“Policies and Announcements,” Ensign, Mar. 1994, 80
The following is from the Church Bulletin, 1993-2:
Caution Concerning Self-Awareness Groups
There is increasing concern regarding Church members’ involvement in groups that purport to increase self-awareness, raise self-esteem, and enhance individual agency. Many of these groups advocate concepts and use methods that can be harmful. Some falsely claim Church endorsement, actively recruit Church members, charge exorbitant fees, and encourage long-term commitments. Some intermingle worldly concepts with gospel principles in ways that can undermine spirituality and faith. Although participants may experience temporary emotional relief or exhilaration, old problems often return, leading to added disappointment and despair.
Church leaders and members should not become involved in self-awareness groups or any other groups that imitate sacred rites or ceremonies. Similarly, members should avoid groups that meet late into the night or encourage open confession or disclosure of personal information normally discussed only in confidential settings.
Church leaders are not to pay for, encourage participation in, or promote such groups or practices. Also, Church facilities are not to be used for these types of activities. Local leaders should counsel those desiring self-improvement to anchor themselves in gospel principles and to adopt wholesome practices that strengthen one’s abilities to cope with challenges. Members are invited to consult with their bishops or stake presidents when seeking appropriate sources of counseling.

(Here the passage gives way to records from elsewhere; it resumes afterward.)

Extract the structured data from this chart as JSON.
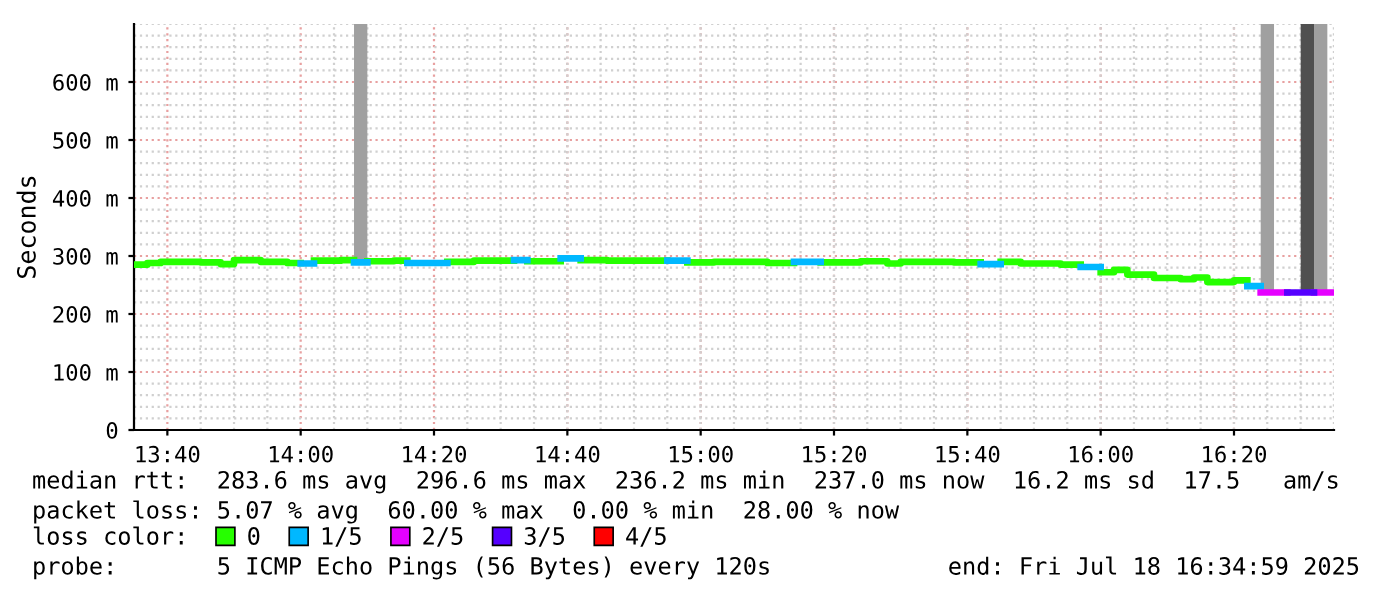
{
  "chart_data": {
    "type": "line",
    "ylabel": "Seconds",
    "legend_title": "loss color:",
    "legend": "bottom",
    "grid": true,
    "xlim": [
      13.5833,
      16.5833
    ],
    "xticks": [
      {
        "value": 13.6667,
        "label": "13:40"
      },
      {
        "value": 14.0,
        "label": "14:00"
      },
      {
        "value": 14.3333,
        "label": "14:20"
      },
      {
        "value": 14.6667,
        "label": "14:40"
      },
      {
        "value": 15.0,
        "label": "15:00"
      },
      {
        "value": 15.3333,
        "label": "15:20"
      },
      {
        "value": 15.6667,
        "label": "15:40"
      },
      {
        "value": 16.0,
        "label": "16:00"
      },
      {
        "value": 16.3333,
        "label": "16:20"
      }
    ],
    "ylim": [
      0,
      700
    ],
    "yticks": [
      0,
      {
        "value": 100,
        "label": "100 m"
      },
      {
        "value": 200,
        "label": "200 m"
      },
      {
        "value": 300,
        "label": "300 m"
      },
      {
        "value": 400,
        "label": "400 m"
      },
      {
        "value": 500,
        "label": "500 m"
      },
      {
        "value": 600,
        "label": "600 m"
      }
    ],
    "series": [
      {
        "name": "0",
        "color": "#26ff00",
        "x": [
          13.5833,
          13.6167,
          13.6167,
          13.65,
          13.65,
          13.75,
          13.75,
          13.8,
          13.8,
          13.8333,
          13.8333,
          13.9,
          13.9,
          13.9667,
          13.9667,
          14.0,
          null,
          14.0333,
          14.1,
          14.1,
          14.1333,
          null,
          14.1667,
          14.2333,
          14.2333,
          14.2667,
          null,
          14.3667,
          14.4333,
          14.4333,
          14.5333,
          null,
          14.5667,
          14.65,
          null,
          14.7,
          14.7667,
          14.7667,
          14.9167,
          null,
          14.9667,
          15.0333,
          15.0333,
          15.1667,
          15.1667,
          15.2333,
          null,
          15.3,
          15.4,
          15.4,
          15.4667,
          15.4667,
          15.5,
          15.5,
          15.6333,
          15.6333,
          15.7,
          null,
          15.75,
          15.8,
          15.8,
          15.9,
          15.9,
          15.95,
          null,
          16.0,
          16.0333,
          16.0333,
          16.0667,
          16.0667,
          16.1333,
          16.1333,
          16.2,
          16.2,
          16.2333,
          16.2333,
          16.2667,
          16.2667,
          16.3333,
          16.3333,
          16.3667
        ],
        "values": [
          285,
          285,
          288,
          288,
          290,
          290,
          289,
          289,
          286,
          286,
          293,
          293,
          290,
          290,
          288,
          288,
          null,
          292,
          292,
          293,
          293,
          null,
          291,
          291,
          292,
          292,
          null,
          290,
          290,
          292,
          292,
          null,
          291,
          291,
          null,
          293,
          293,
          292,
          292,
          null,
          289,
          289,
          290,
          290,
          288,
          288,
          null,
          289,
          289,
          291,
          291,
          287,
          287,
          290,
          290,
          289,
          289,
          null,
          290,
          290,
          287,
          287,
          285,
          285,
          null,
          272,
          272,
          276,
          276,
          268,
          268,
          262,
          262,
          260,
          260,
          263,
          263,
          255,
          255,
          258,
          258
        ]
      },
      {
        "name": "1/5",
        "color": "#00b8ff",
        "x": [
          14.0,
          14.0333,
          null,
          14.1333,
          14.1667,
          null,
          14.2667,
          14.3667,
          null,
          14.5333,
          14.5667,
          null,
          14.65,
          14.7,
          null,
          14.9167,
          14.9667,
          null,
          15.2333,
          15.3,
          null,
          15.7,
          15.75,
          null,
          15.95,
          16.0,
          null,
          16.3667,
          16.4
        ],
        "values": [
          287,
          287,
          null,
          289,
          289,
          null,
          288,
          288,
          null,
          293,
          293,
          null,
          296,
          296,
          null,
          292,
          292,
          null,
          290,
          290,
          null,
          286,
          286,
          null,
          281,
          281,
          null,
          248,
          248
        ]
      },
      {
        "name": "2/5",
        "color": "#e500ff",
        "x": [
          16.4,
          16.4667,
          null,
          16.5333,
          16.5833
        ],
        "values": [
          237,
          237,
          null,
          237,
          237
        ]
      },
      {
        "name": "3/5",
        "color": "#5500ff",
        "x": [
          16.4667,
          16.5333
        ],
        "values": [
          237,
          237
        ]
      },
      {
        "name": "4/5",
        "color": "#ff0000"
      },
      {
        "type": "bar",
        "x": [
          14.15,
          16.4167,
          16.5167,
          16.55
        ],
        "base": [
          290,
          240,
          240,
          240
        ],
        "values": [
          410,
          460,
          460,
          460
        ],
        "colors": [
          "#a0a0a0",
          "#a0a0a0",
          "#505050",
          "#a0a0a0"
        ]
      }
    ],
    "annotations": [
      "median rtt:  283.6 ms avg  296.6 ms max  236.2 ms min  237.0 ms now  16.2 ms sd  17.5   am/s",
      "packet loss: 5.07 % avg  60.00 % max  0.00 % min  28.00 % now",
      "probe:       5 ICMP Echo Pings (56 Bytes) every 120s",
      "end: Fri Jul 18 16:34:59 2025"
    ]
  }
}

Church members in any nation are obligated by the twelfth article of faith to obey the tax laws of that nation (see also D&C 134:5). If a member disapproves of tax laws, he may attempt to have them changed by legislation or constitutional amendment, or, if he has a well-founded legal objection, he may challenge them in the courts.
A member who refuses to file a tax return, to pay required income taxes, or to comply with a final judgment in a tax case is in direct conflict with the law and with the teachings of the Church. Such a member may be ineligible for a temple recommend and should not be called to a position of principal responsibility in the Church. A member who is convicted of willfully violating tax laws should be the subject of Church discipline to the extent warranted by the circumstances.